For each mask, we may iterate through up to 18 positions.

This is efficient enough for the problem constraints.

Test Cases

sol = Solution()

# Provided example 1
assert sol.maximumANDSum([1,2,3,4,5,6], 3) == 9

# Provided example 2
assert sol.maximumANDSum([1,3,10,4,7,1], 9) == 24

# Single number, single slot
assert sol.maximumANDSum([1], 1) == 1

# Two numbers, one slot
assert sol.maximumANDSum([1,1], 1) == 2

# Numbers producing zero AND in some slots
assert sol.maximumANDSum([8,8], 1) == 0

# Exact full capacity
assert sol.maximumANDSum([1,2,3,4], 2) == 5

# Large slot count with few numbers
assert sol.maximumANDSum([15,15], 9) == 24

# Repeated numbers
assert sol.maximumANDSum([7,7,7,7], 2) == 6

# Minimum constraints
assert sol.maximumANDSum([1], 1) == 1

# Stress style case near maximum size
assert sol.maximumANDSum(
    [1,2,3,4,5,6,7,8,9,10,11,12,13,14,15,1,2,3],
    9
) >= 0

Test Summary

Test	Why
`[1,2,3,4,5,6], 3`	Validates official example
`[1,3,10,4,7,1], 9`	Validates sparse slot usage
`[1], 1`	Minimum input size
`[1,1], 1`	Single slot with full capacity
`[8,8], 1`	AND results can be zero
`[1,2,3,4], 2`	Exact capacity utilization
`[15,15], 9`	Best placement among many slots
`[7,7,7,7], 2`	Repeated values
Maximum sized array	Stress test for DP state count

Edge Cases

One important edge case occurs when many slots are unused. Since the problem only restricts maximum capacity and does not require every slot to contain numbers, the optimal solution may intentionally leave many slots empty. The DP handles this naturally because it only assigns positions for existing numbers and never forces full occupancy.

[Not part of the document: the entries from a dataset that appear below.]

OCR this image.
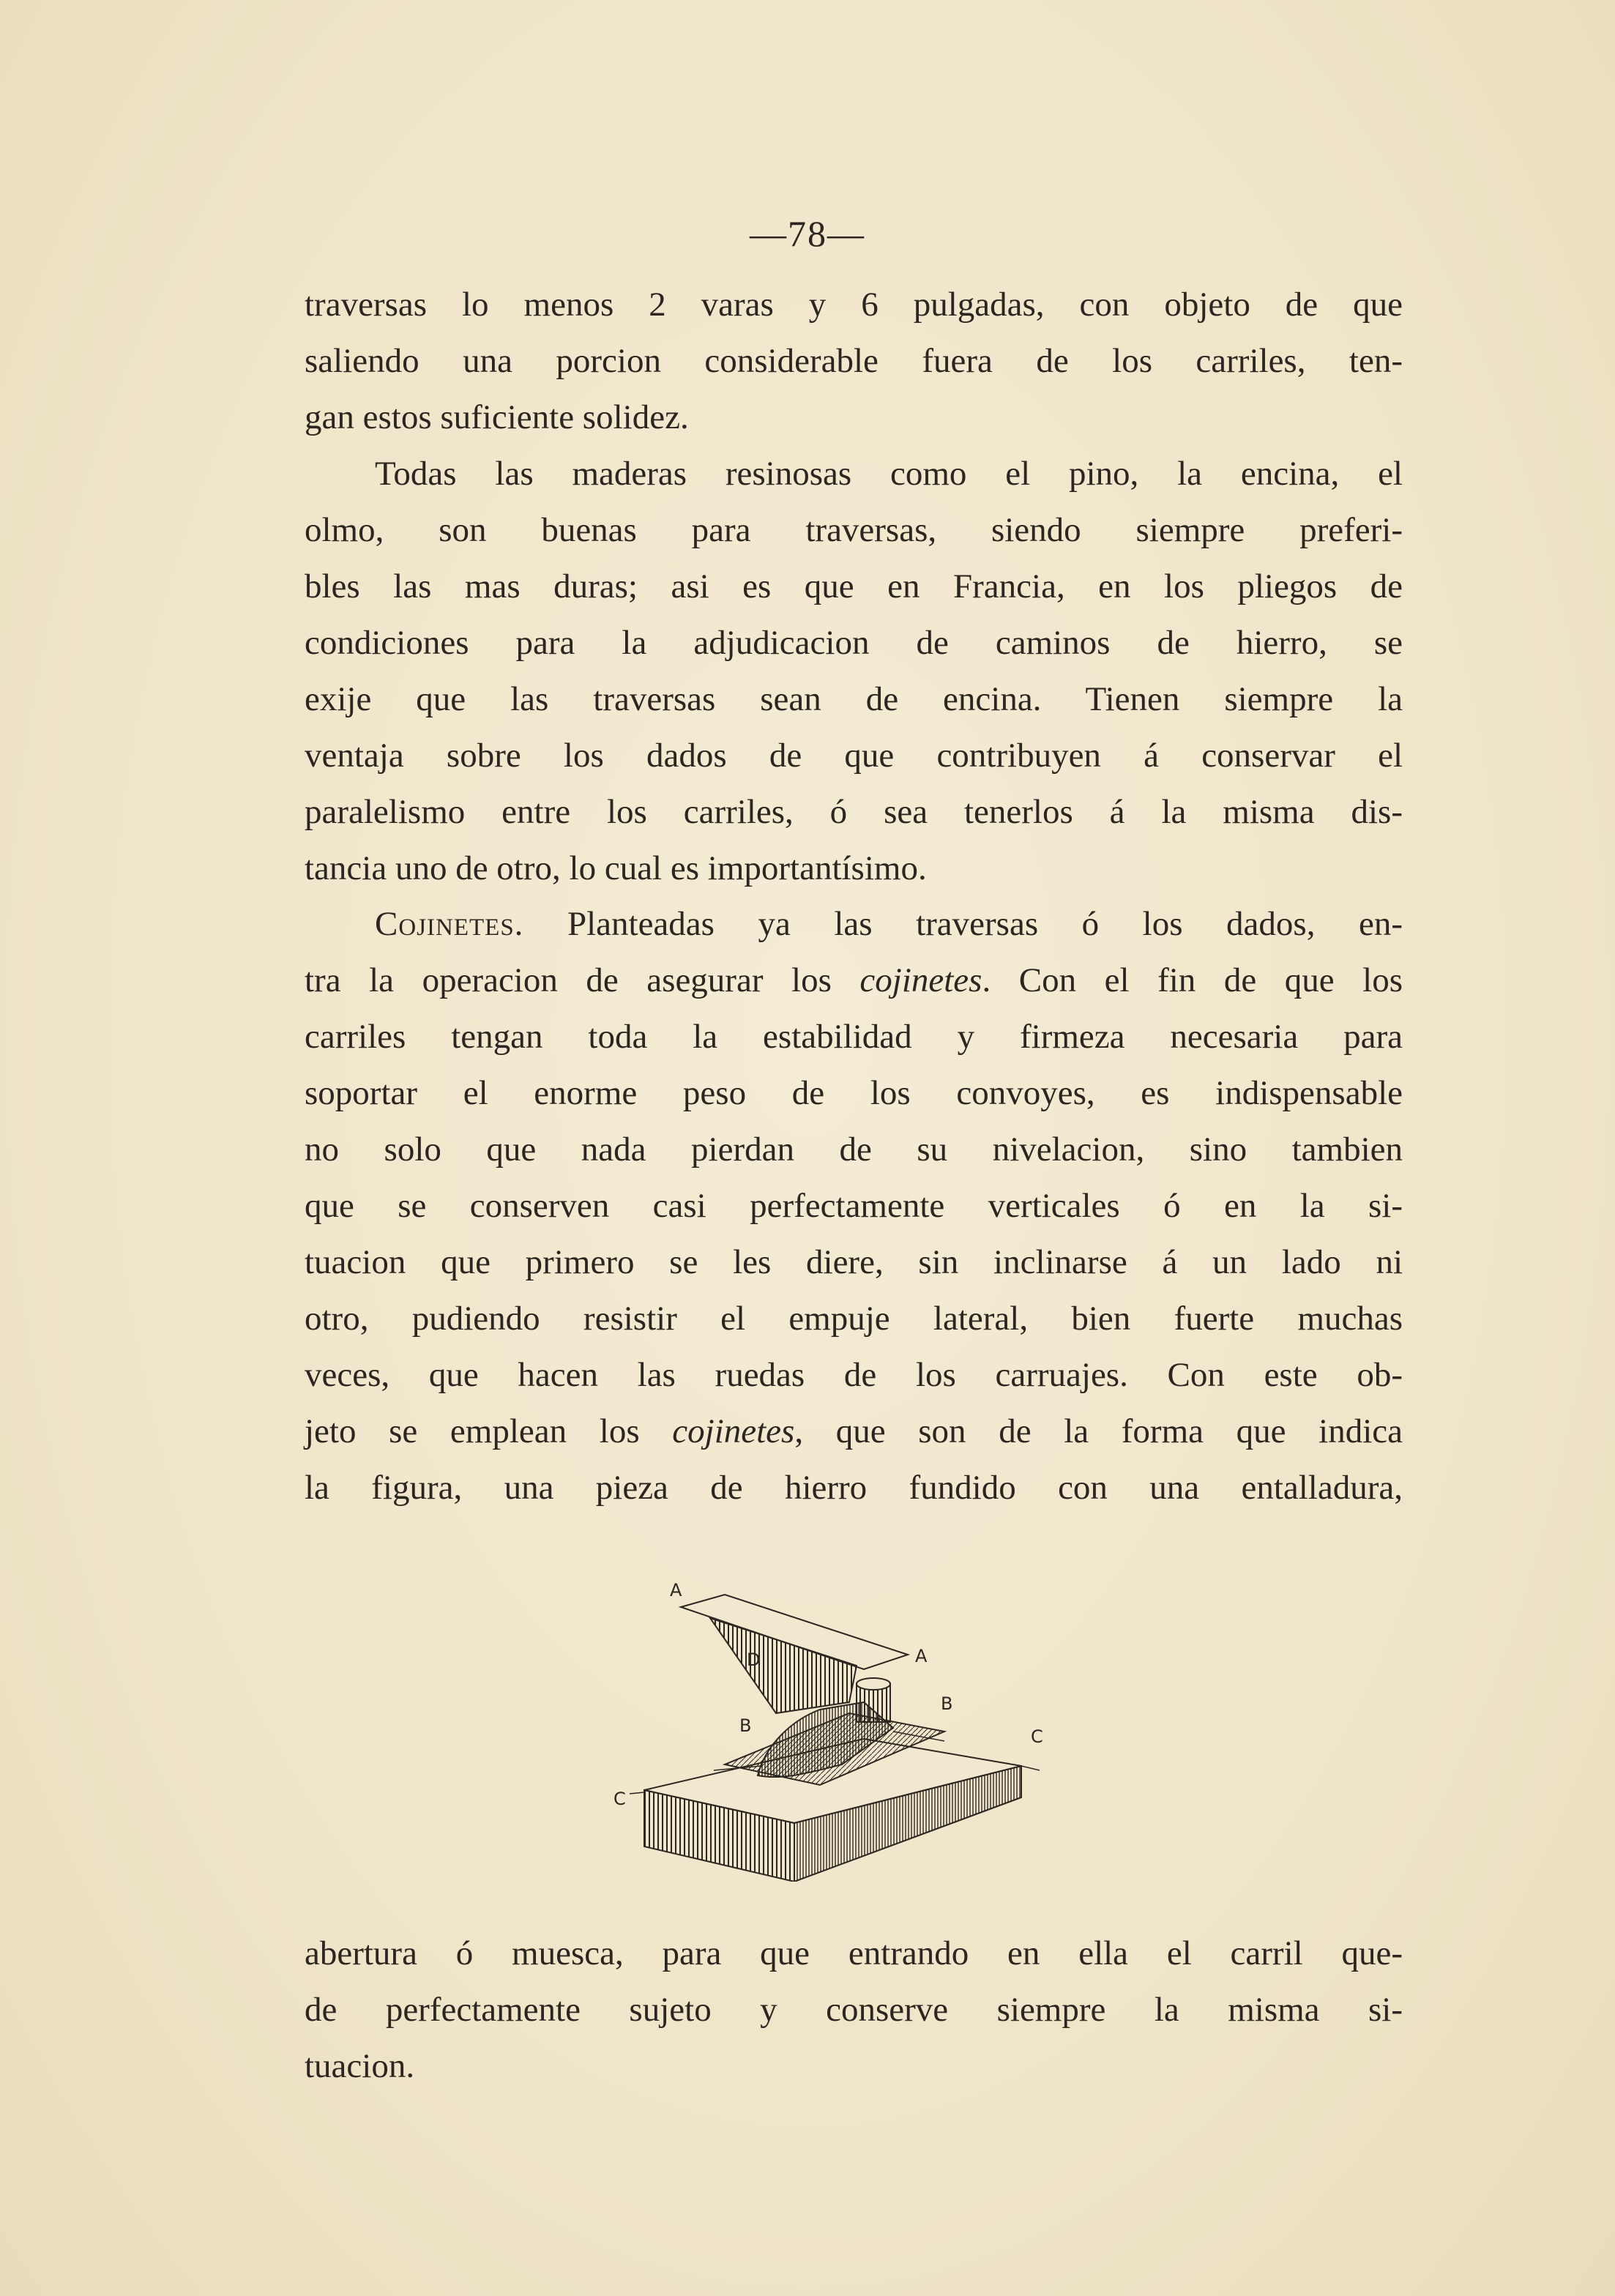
—78—
traversas lo menos 2 varas y 6 pulgadas, con objeto de que
saliendo una porcion considerable fuera de los carriles, ten-
gan estos suficiente solidez.
Todas las maderas resinosas como el pino, la encina, el
olmo, son buenas para traversas, siendo siempre preferi-
bles las mas duras; asi es que en Francia, en los pliegos de
condiciones para la adjudicacion de caminos de hierro, se
exije que las traversas sean de encina. Tienen siempre la
ventaja sobre los dados de que contribuyen á conservar el
paralelismo entre los carriles, ó sea tenerlos á la misma dis-
tancia uno de otro, lo cual es importantísimo.
Cojinetes. Planteadas ya las traversas ó los dados, en-
tra la operacion de asegurar los cojinetes. Con el fin de que los
carriles tengan toda la estabilidad y firmeza necesaria para
soportar el enorme peso de los convoyes, es indispensable
no solo que nada pierdan de su nivelacion, sino tambien
que se conserven casi perfectamente verticales ó en la si-
tuacion que primero se les diere, sin inclinarse á un lado ni
otro, pudiendo resistir el empuje lateral, bien fuerte muchas
veces, que hacen las ruedas de los carruajes. Con este ob-
jeto se emplean los cojinetes, que son de la forma que indica
la figura, una pieza de hierro fundido con una entalladura,
A
D	A
B
B
C
C
abertura ó muesca, para que entrando en ella el carril que-
de perfectamente sujeto y conserve siempre la misma si-
tuacion.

Another subtle case occurs when certain assignments contribute zero. For example:

8 AND 1 = 0

A greedy algorithm might incorrectly assume every placement should maximize immediate contribution. However, sometimes placing a number into a lower scoring slot allows another number to achieve a much larger score later. The DP avoids this issue by exploring all possibilities.

A third important edge case involves repeated numbers. If many values are identical, naive recursive implementations may redundantly recompute equivalent states many times. Memoization prevents this by caching results for every bitmask state, ensuring each configuration is solved only once.

Finally, the maximum constraint size is itself an important edge case. With up to 18 assignments, brute force recursion becomes infeasible. The bitmask DP succeeds because the state space is capped at roughly 262144 masks, which is manageable within typical LeetCode limits.